伏木海上保安部によりますと10日午前11時ごろ、富山県射水市の足洗潟公園沖およそ800メートルの海上で、1人で手漕ぎボートに乗って釣りをしていた高岡市の会社員の男性(29)から「手漕ぎボートが風に流されて岸に戻れない」と警察に救助要請がありました。警察から連絡を受けた伏木海上保安部の巡視船たちかぜが出動、陸上からも現場付近へ職員が向かいましたが、その間も風が強く男性の乗ったボートは流され、別の砂浜に漂着しました。通報から1時間、距離にして2.5キロほど流されましたが、男性にケガはありませんでした。
男性は午前6時ごろに、足洗潟公園の砂浜から出航、沖合800メートル付近で釣りをしていました。午前10時半ごろから西寄りの風が強くなり東に流されたことから、岸に戻ろうとしましたが、オールを漕いでも思うように進まず、午前11時ごろに110番通報しました。

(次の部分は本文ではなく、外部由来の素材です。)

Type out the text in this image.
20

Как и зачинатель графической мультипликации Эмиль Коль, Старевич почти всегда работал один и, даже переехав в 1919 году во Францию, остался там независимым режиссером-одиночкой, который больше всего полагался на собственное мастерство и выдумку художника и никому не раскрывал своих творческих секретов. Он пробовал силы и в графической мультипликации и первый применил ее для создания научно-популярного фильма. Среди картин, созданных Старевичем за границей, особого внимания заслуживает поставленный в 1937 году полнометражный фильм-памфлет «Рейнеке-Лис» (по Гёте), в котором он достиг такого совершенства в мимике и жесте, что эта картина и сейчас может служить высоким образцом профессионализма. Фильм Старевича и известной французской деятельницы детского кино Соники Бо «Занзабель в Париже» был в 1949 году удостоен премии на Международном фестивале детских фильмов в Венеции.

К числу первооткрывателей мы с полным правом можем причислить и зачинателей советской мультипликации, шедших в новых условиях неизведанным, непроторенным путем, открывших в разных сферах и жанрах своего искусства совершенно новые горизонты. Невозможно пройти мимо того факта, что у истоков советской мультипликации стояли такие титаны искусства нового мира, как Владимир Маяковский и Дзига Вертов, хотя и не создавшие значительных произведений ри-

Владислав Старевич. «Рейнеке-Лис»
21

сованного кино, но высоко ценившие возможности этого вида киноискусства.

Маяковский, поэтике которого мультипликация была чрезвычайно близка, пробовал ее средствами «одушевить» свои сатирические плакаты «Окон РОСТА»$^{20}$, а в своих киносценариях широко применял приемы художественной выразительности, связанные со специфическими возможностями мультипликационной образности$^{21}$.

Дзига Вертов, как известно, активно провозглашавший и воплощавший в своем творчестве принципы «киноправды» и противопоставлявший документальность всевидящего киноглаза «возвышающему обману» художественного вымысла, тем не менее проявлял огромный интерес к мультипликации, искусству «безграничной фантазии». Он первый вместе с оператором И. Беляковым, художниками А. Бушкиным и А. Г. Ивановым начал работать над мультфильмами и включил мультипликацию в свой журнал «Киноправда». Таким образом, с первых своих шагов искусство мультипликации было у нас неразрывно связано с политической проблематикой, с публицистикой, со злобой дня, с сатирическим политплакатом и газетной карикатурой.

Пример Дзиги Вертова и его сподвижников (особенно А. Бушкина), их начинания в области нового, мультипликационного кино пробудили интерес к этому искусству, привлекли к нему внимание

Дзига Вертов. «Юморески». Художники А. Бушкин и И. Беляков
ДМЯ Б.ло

男性が乗っていた手漕ぎボートは長さが3メートルあまり、幅1メートルのいわゆるミニボートです。男性は救命胴衣を着けていませんでした。
伏木海上保安部は、ミニボートで出航する際は、事前に気象・海象を十分に確認し、変化を感じたら早めに帰港すること。救命胴衣を必ず着用すること。携帯電話を防水パックに入れるなどして連絡手段を確保することを呼びかけています。
また、海上における事件、事故の緊急通報用電話番号は118番で、海上保安庁が活用を呼びかけています。